Le Point sur Robert, spectacle de Fabrice Luchini
Assister à un spectacle de fabrice Luchini reste une expérience singulière. On est toujours au fil des rencontres saisi par la diversité de ses facettes, moments d'émotion à la lecture d'un texte pourtant difficile, par exemple de Paul Valéry, amusé par les commentaires qu'il y met, ou par le rôle du spectateur qu'il invente et auquel l'on finit par s'identifier et qui souvent est la part récalcitrante de celui-ci.
Paradoxalement, de même que cet artiste nous accorde une confiance indéfinie, offrrant à notre dégustation des textes, des phrases, des mots, qu'il décortique par une articulation appuyée et par le geste avec lequel il l'accompagne de la main - tel le chef de choeur dirigeant les sons et les vagues du phrasé, il nous reproche de ne pas être dignes du festin, s'interrompant pour nous dire combien nous ne sommes capables que de tousser, d'arriver en retard, de recevoir des sonneries de téléphone ou de prendre des photos (comme celles que voilà et qui m'ont valu une sévère remontrance), et - paraît-il, nous Niçois particulièrement (mais ne dit-il pas cela à tous?

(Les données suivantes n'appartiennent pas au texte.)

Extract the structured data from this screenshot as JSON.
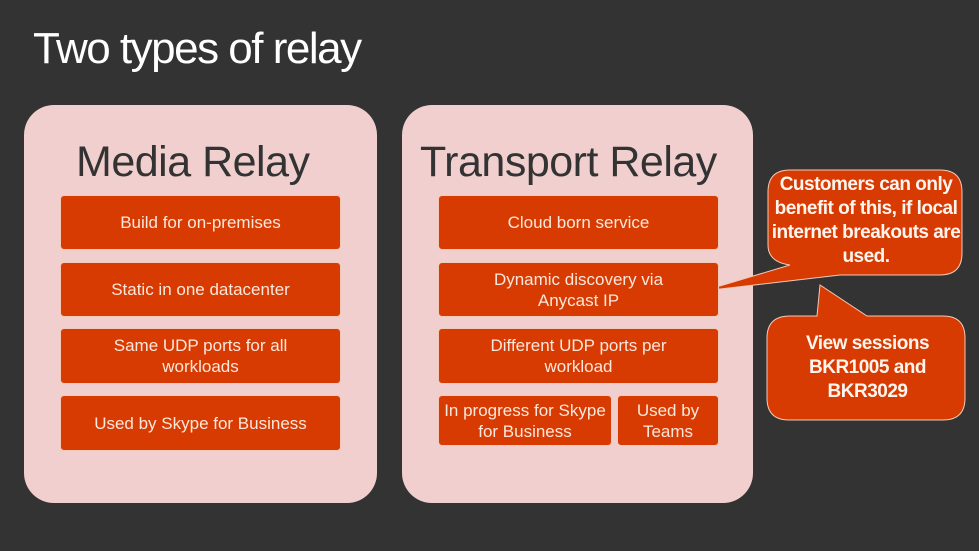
{
  "slide": {
    "title": "Two types of relay",
    "colors": {
      "background": "#333333",
      "panel": "#F0CFCE",
      "accent": "#D83B01"
    }
  },
  "media_relay": {
    "title": "Media Relay",
    "items": [
      "Build for on-premises",
      "Static in one datacenter",
      "Same UDP ports for all workloads",
      "Used by Skype for Business"
    ]
  },
  "transport_relay": {
    "title": "Transport Relay",
    "items": [
      "Cloud born service",
      "Dynamic discovery via Anycast IP",
      "Different UDP ports per workload"
    ],
    "split_items": [
      "In progress for Skype for Business",
      "Used by Teams"
    ]
  },
  "callouts": {
    "breakout_note": "Customers can only benefit of this, if local internet breakouts are used.",
    "sessions_note": "View sessions BKR1005 and BKR3029"
  }
}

J'apprécierais de recevoir des informations de votre part, ô lointains coreligionnaires luchiniens à ce sujet) ... au lieu de l'écouter, Lui.
Mais il est également capable de nous conduire jusqu'au rire, dans ses imitations de vedettes populaires qu'il écharpe au passage de sa griffe, ou lorsqu'il nous narre tout en le mimant le tournage de Perceval le Galois avec Eric Rhomer ; mais alors qu'il nous amuse en jouant ce tournage greffé de ses commentaires humoristiques, il nous donne avec l'intonation la plus sérieuse qui soit le texte, le si beau texte de Chrétien de Troyes, dont il se fait l'ambassadeur.
Quoi qu'il en soit - et peutêtre grâce aux vertus de cette ambigu traitement de choc qu'il nous prodigue, ce spectacle restera l'un des moments forts de ma saison théâtrale, car Fabrice Luchini est avant tout une personnalité, et c'est en quoi il se distingue des cohortes d'ectoplasmes qui hantent nos rétines, il nous enseigne que nous pouvons éprouver la jouissance de la lecture des beaux textes, nous qui ne sommes parfois que des "pas grand choses" en littérature et en intellectualité, grâce à lui, qui -mentionne-t-il à plusieurs reprises au cours du spectacle - était coiffeur avant de devenir le grand acteur qu'il est.